Option 1: Utilize the Lemmy JWT
Send the Authorization: Bearer {JWT}
header to Tesseract's internal API the same way it's sent to the Lemmy API.
Pros
- Least amount of overhead for end-users
- Seamless integration
- Easy to implement
Cons
- Some admins may not be comfortable plugging their JWT secret into a 3rd party app
- Would only work with the default instance Tesseract is deployed to
- If Tesseract is deployed "unlocked" to allow adding accounts from other instances, only the account on the "main" instance would be able to use settings sync.

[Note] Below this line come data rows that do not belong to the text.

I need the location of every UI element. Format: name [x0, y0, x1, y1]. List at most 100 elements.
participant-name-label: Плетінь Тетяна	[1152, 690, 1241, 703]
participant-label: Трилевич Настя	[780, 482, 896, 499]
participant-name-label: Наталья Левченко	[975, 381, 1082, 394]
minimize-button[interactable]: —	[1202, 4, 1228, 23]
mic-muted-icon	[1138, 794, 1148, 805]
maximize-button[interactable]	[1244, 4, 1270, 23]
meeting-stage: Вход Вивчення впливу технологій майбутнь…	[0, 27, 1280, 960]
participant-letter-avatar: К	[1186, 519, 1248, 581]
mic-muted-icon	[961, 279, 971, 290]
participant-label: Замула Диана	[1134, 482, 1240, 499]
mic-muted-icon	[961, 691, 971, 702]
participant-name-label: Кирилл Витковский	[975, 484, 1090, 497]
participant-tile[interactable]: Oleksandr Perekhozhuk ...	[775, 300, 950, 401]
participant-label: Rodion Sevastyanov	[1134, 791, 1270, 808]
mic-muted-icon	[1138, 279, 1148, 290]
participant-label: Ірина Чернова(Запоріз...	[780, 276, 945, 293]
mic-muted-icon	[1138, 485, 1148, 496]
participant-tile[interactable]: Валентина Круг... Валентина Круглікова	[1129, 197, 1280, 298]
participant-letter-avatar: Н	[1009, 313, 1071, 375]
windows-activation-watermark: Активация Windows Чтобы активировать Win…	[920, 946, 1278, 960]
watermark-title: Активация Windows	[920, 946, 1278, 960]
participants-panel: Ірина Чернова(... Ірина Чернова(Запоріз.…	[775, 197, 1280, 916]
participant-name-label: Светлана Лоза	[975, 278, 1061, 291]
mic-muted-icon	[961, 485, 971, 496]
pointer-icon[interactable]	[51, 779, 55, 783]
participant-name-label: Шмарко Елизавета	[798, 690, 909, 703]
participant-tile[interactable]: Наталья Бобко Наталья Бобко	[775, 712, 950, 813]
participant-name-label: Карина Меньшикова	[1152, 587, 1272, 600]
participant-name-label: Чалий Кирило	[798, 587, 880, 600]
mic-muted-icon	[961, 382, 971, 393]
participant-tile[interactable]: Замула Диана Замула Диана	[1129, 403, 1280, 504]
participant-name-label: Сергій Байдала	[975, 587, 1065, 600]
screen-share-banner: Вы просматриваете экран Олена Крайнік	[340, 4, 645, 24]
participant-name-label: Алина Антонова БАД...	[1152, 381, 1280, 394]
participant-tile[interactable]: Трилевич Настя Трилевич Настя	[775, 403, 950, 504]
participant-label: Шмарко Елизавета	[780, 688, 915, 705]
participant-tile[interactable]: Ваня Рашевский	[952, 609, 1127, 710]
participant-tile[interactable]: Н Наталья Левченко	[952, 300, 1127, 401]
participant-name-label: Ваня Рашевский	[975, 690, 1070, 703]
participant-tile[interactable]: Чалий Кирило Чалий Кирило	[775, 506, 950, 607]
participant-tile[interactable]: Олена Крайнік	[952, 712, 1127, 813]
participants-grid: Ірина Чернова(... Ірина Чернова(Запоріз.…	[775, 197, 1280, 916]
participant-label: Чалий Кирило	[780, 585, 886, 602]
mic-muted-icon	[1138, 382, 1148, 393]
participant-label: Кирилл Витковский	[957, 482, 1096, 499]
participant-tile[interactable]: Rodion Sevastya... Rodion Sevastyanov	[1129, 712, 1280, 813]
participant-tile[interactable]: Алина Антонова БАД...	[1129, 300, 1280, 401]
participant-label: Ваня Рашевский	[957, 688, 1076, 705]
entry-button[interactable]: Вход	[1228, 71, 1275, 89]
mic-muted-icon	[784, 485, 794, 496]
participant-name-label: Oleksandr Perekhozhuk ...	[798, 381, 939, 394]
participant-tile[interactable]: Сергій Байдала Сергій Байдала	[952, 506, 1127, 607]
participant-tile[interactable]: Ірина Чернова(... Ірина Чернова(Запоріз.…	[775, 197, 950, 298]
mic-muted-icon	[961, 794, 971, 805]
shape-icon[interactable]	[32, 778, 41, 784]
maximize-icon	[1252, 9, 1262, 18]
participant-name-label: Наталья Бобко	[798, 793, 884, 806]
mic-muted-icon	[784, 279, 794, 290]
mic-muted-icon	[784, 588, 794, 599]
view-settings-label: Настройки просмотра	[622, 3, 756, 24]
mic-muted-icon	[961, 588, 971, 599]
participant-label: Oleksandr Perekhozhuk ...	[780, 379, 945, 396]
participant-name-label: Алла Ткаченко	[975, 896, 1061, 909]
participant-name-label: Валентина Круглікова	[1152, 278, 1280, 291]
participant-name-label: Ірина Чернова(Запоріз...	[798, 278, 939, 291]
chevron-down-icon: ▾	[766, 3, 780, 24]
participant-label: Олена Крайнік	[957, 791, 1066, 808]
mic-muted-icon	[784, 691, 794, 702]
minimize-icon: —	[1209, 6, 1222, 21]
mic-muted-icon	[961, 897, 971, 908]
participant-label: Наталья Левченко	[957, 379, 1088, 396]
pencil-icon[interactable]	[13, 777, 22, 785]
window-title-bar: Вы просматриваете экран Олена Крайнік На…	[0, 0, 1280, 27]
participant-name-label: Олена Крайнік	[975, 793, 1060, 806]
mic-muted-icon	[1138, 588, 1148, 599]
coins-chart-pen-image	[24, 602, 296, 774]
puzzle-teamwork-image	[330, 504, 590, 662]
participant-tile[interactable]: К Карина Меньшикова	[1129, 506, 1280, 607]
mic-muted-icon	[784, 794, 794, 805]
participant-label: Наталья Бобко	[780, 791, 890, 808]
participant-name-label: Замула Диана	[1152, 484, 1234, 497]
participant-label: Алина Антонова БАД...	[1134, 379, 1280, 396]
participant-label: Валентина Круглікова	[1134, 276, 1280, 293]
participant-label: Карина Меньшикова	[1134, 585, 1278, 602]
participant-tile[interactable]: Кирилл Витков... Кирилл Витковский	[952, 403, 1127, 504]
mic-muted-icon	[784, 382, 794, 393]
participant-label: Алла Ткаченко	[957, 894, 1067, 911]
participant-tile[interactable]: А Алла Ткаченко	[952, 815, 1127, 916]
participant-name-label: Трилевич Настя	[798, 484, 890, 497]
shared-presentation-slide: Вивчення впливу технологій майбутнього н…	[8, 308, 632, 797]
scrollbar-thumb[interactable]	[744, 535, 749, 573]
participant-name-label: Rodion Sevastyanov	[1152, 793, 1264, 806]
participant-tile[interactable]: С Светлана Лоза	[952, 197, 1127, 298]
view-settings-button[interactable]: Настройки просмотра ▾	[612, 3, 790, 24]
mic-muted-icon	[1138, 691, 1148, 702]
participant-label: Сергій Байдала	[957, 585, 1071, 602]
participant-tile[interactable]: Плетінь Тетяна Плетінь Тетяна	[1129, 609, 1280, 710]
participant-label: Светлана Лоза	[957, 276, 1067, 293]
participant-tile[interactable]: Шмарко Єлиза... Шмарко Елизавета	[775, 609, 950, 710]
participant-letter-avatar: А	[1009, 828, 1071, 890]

- Would not work for a shared/hosted instance that's open to everyone
Option 2: DM-Based Auth Tokens
After a successful login (to any instance), Tesseract generates and sends a DM to the user with an auth token. That token would then be entered into the app settings (or perhaps picked up automatically by an app handler and automatically inserted?).
Pros
- Used by other Fediverse apps (Canvas and Fediseer, for example) and seems to be a valid method of cross-instance authentication
- Would allow multiple accounts on different instances to authenticate
- Relatively seamless if the auth tokens can be automatically intercepted and stored by the app itself (rather than requiring the user to copy it from the DM and insert it into the app settings).
Cons
- More complex; Tesseract doesn't currently have the ability to send ActivityPub messages directly, nor do I have experience on that front. Alternatively, the admin who deploys Tesseract would need to provision a "service" account on the default instance, and DMs would be sent via the Lemmy API.
- ???
Other Options
If you have any other suggestions, I'm all ears. Most of my experience with authz is in an enterprise environment (LDAP/OAuth) or with a single source of truth for user accounts. I try to never half-ass authz implementations, and this is no exception. If I can't make it secure and relatively seamless for the user, then I won't implement it at all.